McHale V660 making waves on South Head, Kaipara
Just 13km beyond Helensville and on the South Head Peninsula is the home of Caleb Jackson Contracting. Caleb’s dad Bruce has a dairy farm out there and when Caleb left school, instead of becoming a builder as planned he completed 3 km of wetland fencing.
He then started share farming and went baling with his Dad’s conventional baler. Caleb initially baled for his uncle and friends. Three years later his customer base had grown and he bought his first round baler. Three years after that, a new McHale V660 MK2 baler was purchased. Through word-of-mouth his reputation grew.
“Customers really liked the McHale bales and were prepared to pay a bit more for them because of their quality and density,”
Hay and silage is Caleb’s main business, but he offers a full range of contracting activities including drilling with his 2 Aitchison drills, ground work with his new Maschio 3m power harrow as well as mulching, and still some contract fencing.
He said, “If we want to do something on the farm we buy machinery to do it, then the word gets around and we find we are providing the service to other farmers in the area.”

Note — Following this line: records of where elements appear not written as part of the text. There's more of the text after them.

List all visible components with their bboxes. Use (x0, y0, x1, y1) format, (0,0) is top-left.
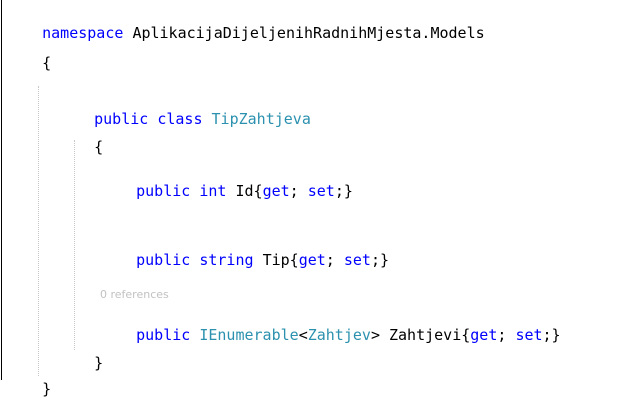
keyword: namespace (42, 24, 124, 42)
keyword: public (136, 182, 191, 200)
open-brace: { (94, 138, 104, 156)
code-line-property-zahtjevi: public IEnumerable<Zahtjev> Zahtjevi{get… (136, 326, 561, 344)
code-line-brace: } (6, 362, 51, 398)
class-name: TipZahtjeva (211, 110, 311, 128)
code-line-class: public class TipZahtjeva (58, 92, 311, 128)
keyword: set (307, 182, 335, 200)
codelens-references[interactable]: 0 references (100, 288, 169, 302)
code-line-brace: { (6, 36, 51, 72)
close-brace: } (94, 354, 104, 372)
keyword: public (136, 326, 191, 344)
keyword: set (515, 326, 543, 344)
code-line-brace: { (58, 120, 103, 156)
property-name: Zahtjevi (389, 326, 462, 344)
keyword: set (343, 251, 371, 269)
property-name: Tip (262, 251, 290, 269)
namespace-name: AplikacijaDijeljenihRadnihMjesta.Models (132, 24, 485, 42)
indent-guide (38, 86, 39, 376)
keyword: class (157, 110, 203, 128)
keyword: int (199, 182, 227, 200)
keyword: get (262, 182, 290, 200)
code-line-property-id: public int Id{get; set;} (136, 182, 353, 200)
open-brace: { (42, 54, 52, 72)
close-brace: } (42, 380, 52, 398)
keyword: get (298, 251, 326, 269)
code-line-namespace: namespace AplikacijaDijeljenihRadnihMjes… (6, 6, 485, 42)
type-name: Zahtjev (307, 326, 371, 344)
property-name: Id (235, 182, 254, 200)
keyword: string (199, 251, 254, 269)
code-editor[interactable]: namespace AplikacijaDijeljenihRadnihMjes… (0, 0, 619, 398)
selection-margin-bar (1, 0, 2, 380)
code-line-property-tip: public string Tip{get; set;} (136, 251, 389, 269)
keyword: get (470, 326, 498, 344)
code-line-brace: } (58, 336, 103, 372)
type-name: IEnumerable (199, 326, 299, 344)
keyword: public (136, 251, 191, 269)
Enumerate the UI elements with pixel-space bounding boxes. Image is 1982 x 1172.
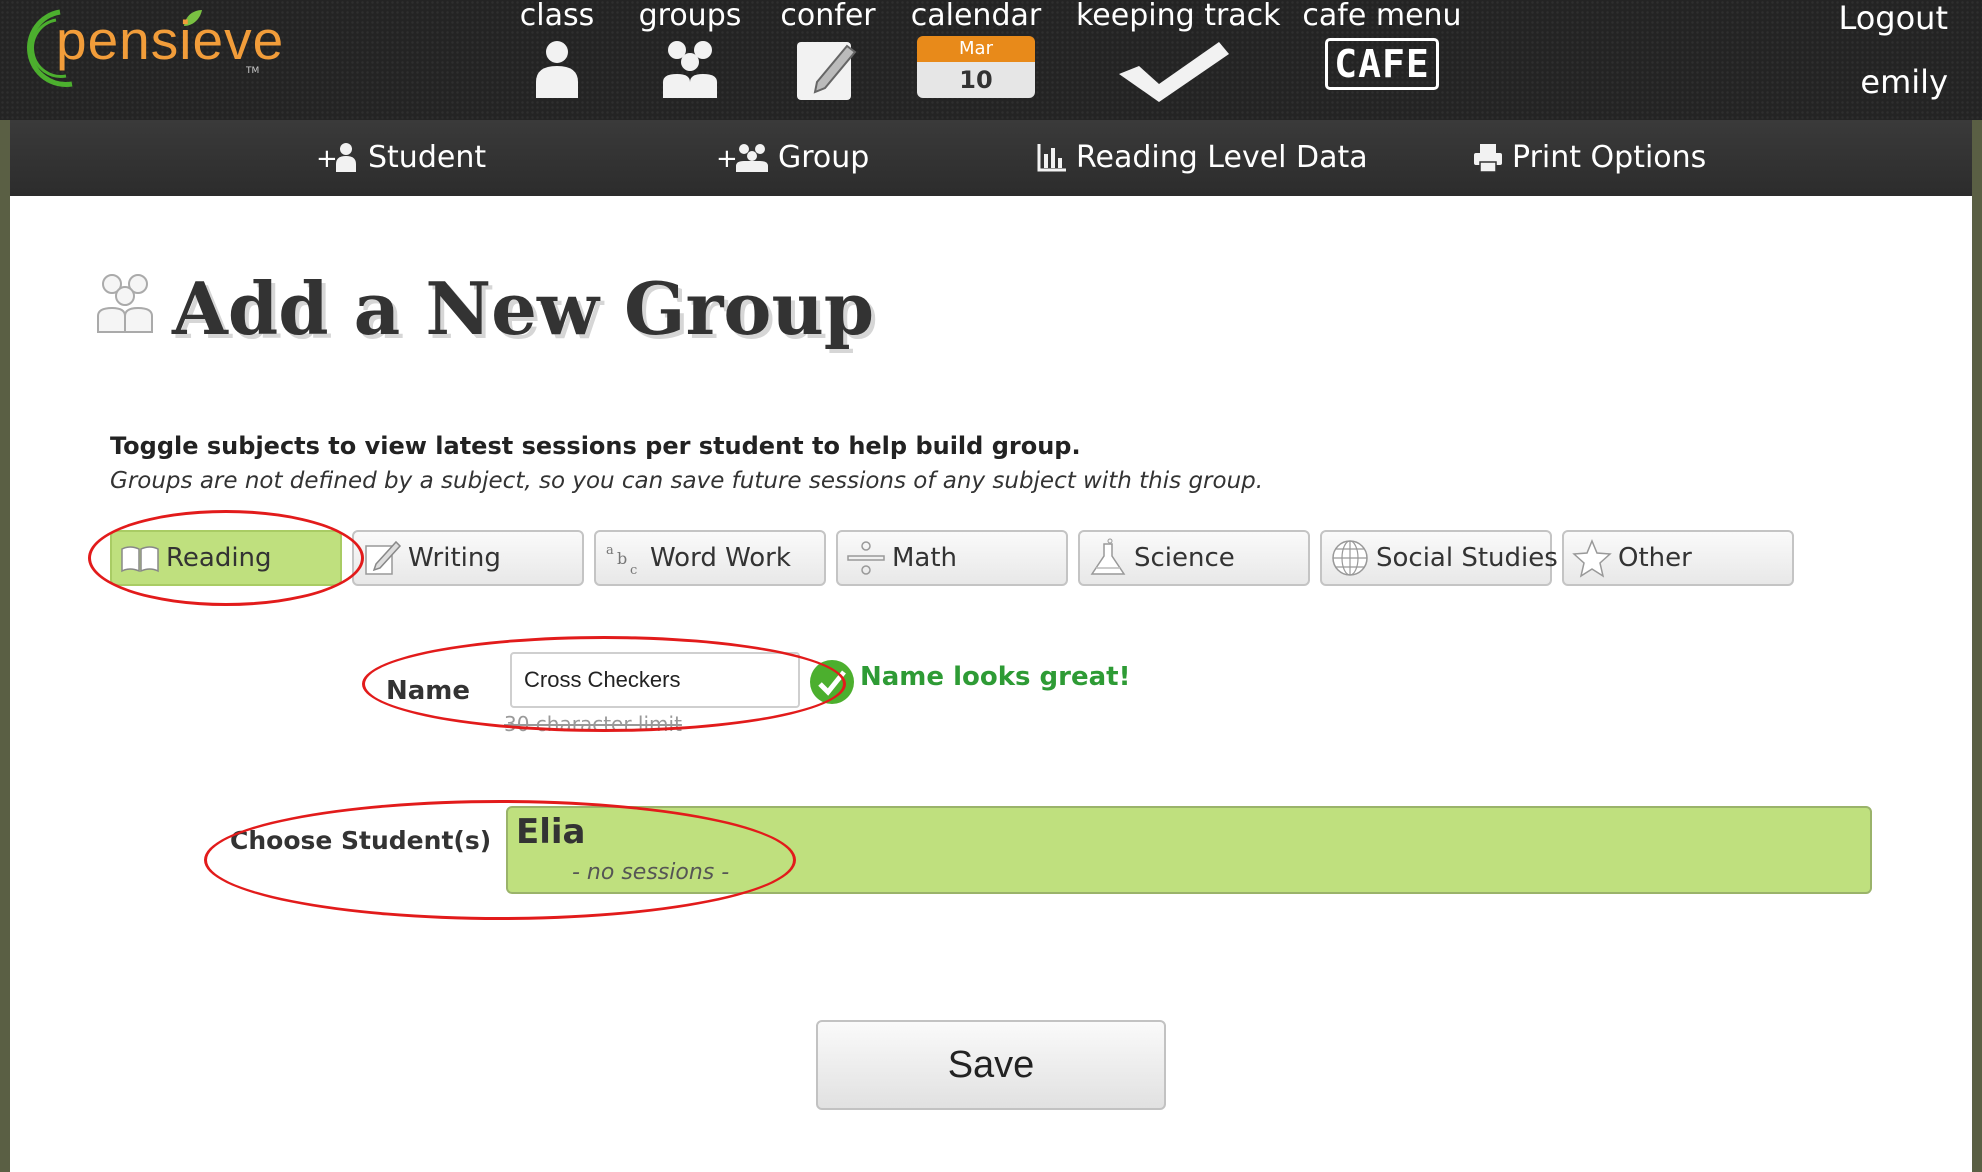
student-sessions: - no sessions - xyxy=(572,860,730,885)
subject-toggle-math[interactable]: Math xyxy=(836,530,1068,586)
choose-students-label: Choose Student(s) xyxy=(230,826,492,855)
paper-pencil-icon xyxy=(365,540,402,575)
checkmark-circle-icon xyxy=(810,660,854,704)
calendar-icon: Mar 10 xyxy=(917,36,1035,98)
name-validation-message: Name looks great! xyxy=(860,662,1131,692)
calendar-day: 10 xyxy=(917,62,1035,98)
subject-toggle-other[interactable]: Other xyxy=(1562,530,1794,586)
group-name-input[interactable] xyxy=(510,652,800,708)
student-item[interactable]: Elia - no sessions - xyxy=(508,808,808,892)
nav-groups[interactable]: groups xyxy=(632,0,748,100)
flask-icon xyxy=(1090,538,1126,575)
main-content: Add a New Group Toggle subjects to view … xyxy=(10,196,1972,1172)
top-navigation-bar: pensieve TM class groups confer calendar… xyxy=(0,0,1982,120)
logout-link[interactable]: Logout xyxy=(1838,0,1948,36)
username: emily xyxy=(1860,63,1948,101)
person-icon xyxy=(536,41,578,98)
svg-text:b: b xyxy=(617,549,627,568)
instructions: Toggle subjects to view latest sessions … xyxy=(110,432,1081,460)
notepad-pencil-icon xyxy=(797,42,857,100)
save-button[interactable]: Save xyxy=(816,1020,1166,1110)
add-student-icon: + xyxy=(316,143,356,174)
nav-keeping-track[interactable]: keeping track xyxy=(1076,0,1281,104)
student-list: Elia - no sessions - xyxy=(506,806,1872,894)
nav-calendar[interactable]: calendar Mar 10 xyxy=(906,0,1046,98)
divide-icon xyxy=(847,541,885,575)
group-icon xyxy=(663,41,717,98)
reading-level-data-button[interactable]: Reading Level Data xyxy=(1036,138,1368,178)
subject-toggle-word-work[interactable]: a b c Word Work xyxy=(594,530,826,586)
subject-toggle-reading[interactable]: Reading xyxy=(110,530,342,586)
svg-text:a: a xyxy=(606,543,614,558)
nav-confer[interactable]: confer xyxy=(778,0,878,102)
add-group-icon: + xyxy=(716,144,768,174)
checkmark-icon xyxy=(1119,42,1229,102)
star-icon xyxy=(1572,539,1612,578)
add-student-button[interactable]: + Student xyxy=(316,138,486,178)
add-group-button[interactable]: + Group xyxy=(716,138,869,178)
subject-toggle-social-studies[interactable]: Social Studies xyxy=(1320,530,1558,586)
page-title: Add a New Group xyxy=(172,266,875,351)
cafe-icon: CAFE xyxy=(1325,38,1439,90)
printer-icon xyxy=(1474,144,1502,173)
instructions-note: Groups are not defined by a subject, so … xyxy=(110,468,1264,494)
book-icon xyxy=(121,546,159,573)
pensieve-logo[interactable]: pensieve TM xyxy=(12,4,312,90)
group-icon xyxy=(97,274,153,333)
svg-text:+: + xyxy=(716,144,738,174)
nav-cafe-menu[interactable]: cafe menu CAFE xyxy=(1302,0,1462,90)
action-bar: + Student + Group Reading Level Data Pri… xyxy=(10,120,1972,196)
character-limit-hint: 30 character limit xyxy=(504,712,682,736)
subject-toggle-writing[interactable]: Writing xyxy=(352,530,584,586)
svg-text:c: c xyxy=(630,563,637,576)
bar-chart-icon xyxy=(1037,144,1066,172)
name-label: Name xyxy=(386,676,471,706)
print-options-button[interactable]: Print Options xyxy=(1472,138,1706,178)
subject-toggle-science[interactable]: Science xyxy=(1078,530,1310,586)
nav-class[interactable]: class xyxy=(512,0,602,100)
globe-icon xyxy=(1332,540,1368,576)
calendar-month: Mar xyxy=(917,36,1035,62)
abc-icon: a b c xyxy=(606,543,637,576)
svg-text:+: + xyxy=(316,144,338,174)
student-name: Elia xyxy=(516,812,586,852)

Growing fodder has always been of interest to Caleb. “We are doing a few weird things with cropping on the farm,” he said.
“In recent years we’ve been really struggling to grow good tucker, particularly providing for the harsh times. After several years of trialing all sorts of “hippie mixes” over winter and summer, we can actually justify spending money on growing this mixed herb filled fodder. I’ve got pretty excited about it.”
“We’ve planted a variety of mixes including anything up to 24 species. Some years we notice that one type will do well, another year something else seems to cope better. So by putting in a tried and tested mixture we always have feed on the ground, even in the driest years.”
“When the ground comes out of that, we will put it into a more permanent grass dominant base. But the end product has still got a cross-section of the hippie mix amongst the clover and grass, adding mixed herbs to the fodder.”
“It’s a very long summer if monoculture has provided you with one crop that hasn’t worked,” he said.
His new McHale V660 baler is the second he has owned. The new one is simply smoother, quicker and just as reliable as the old one. It copes brilliantly with the vagaries of baling the hippie mixes, but above all, makes reliably dense bales.
Caleb said, “It’s speed and reliability have led us to go from 100 bales a day to 300 on a big day, without missing a beat. Everything about it is simple and easy, maintenance is minimum and it simply keeps going.”
For contractors it’s all about speed and reliability, so service from purchase to trade is important. The Auckland branch of Power Farming was quick and reactive to Caleb’s enquiry. As Kevin was previously a contractor, Caleb felt he was able to give really good, knowledgeable advice.
Its no secret that the next item on his shopping lists is a McHale Orbital wrapper to replace his current 9-year-old McHale.
“It’s not that it’s not working great, it never skips a beat, but the Orbital’s speed will give us more options. We are hoping productivity will improve and the guy on the wrapper won’t always be the last one home.”
There is no doubt that Caleb Jackson Contracting is making waves out on South Head peninsular providing quality baleage as well as new thinking about fodder crops on the Kaipara Harbour.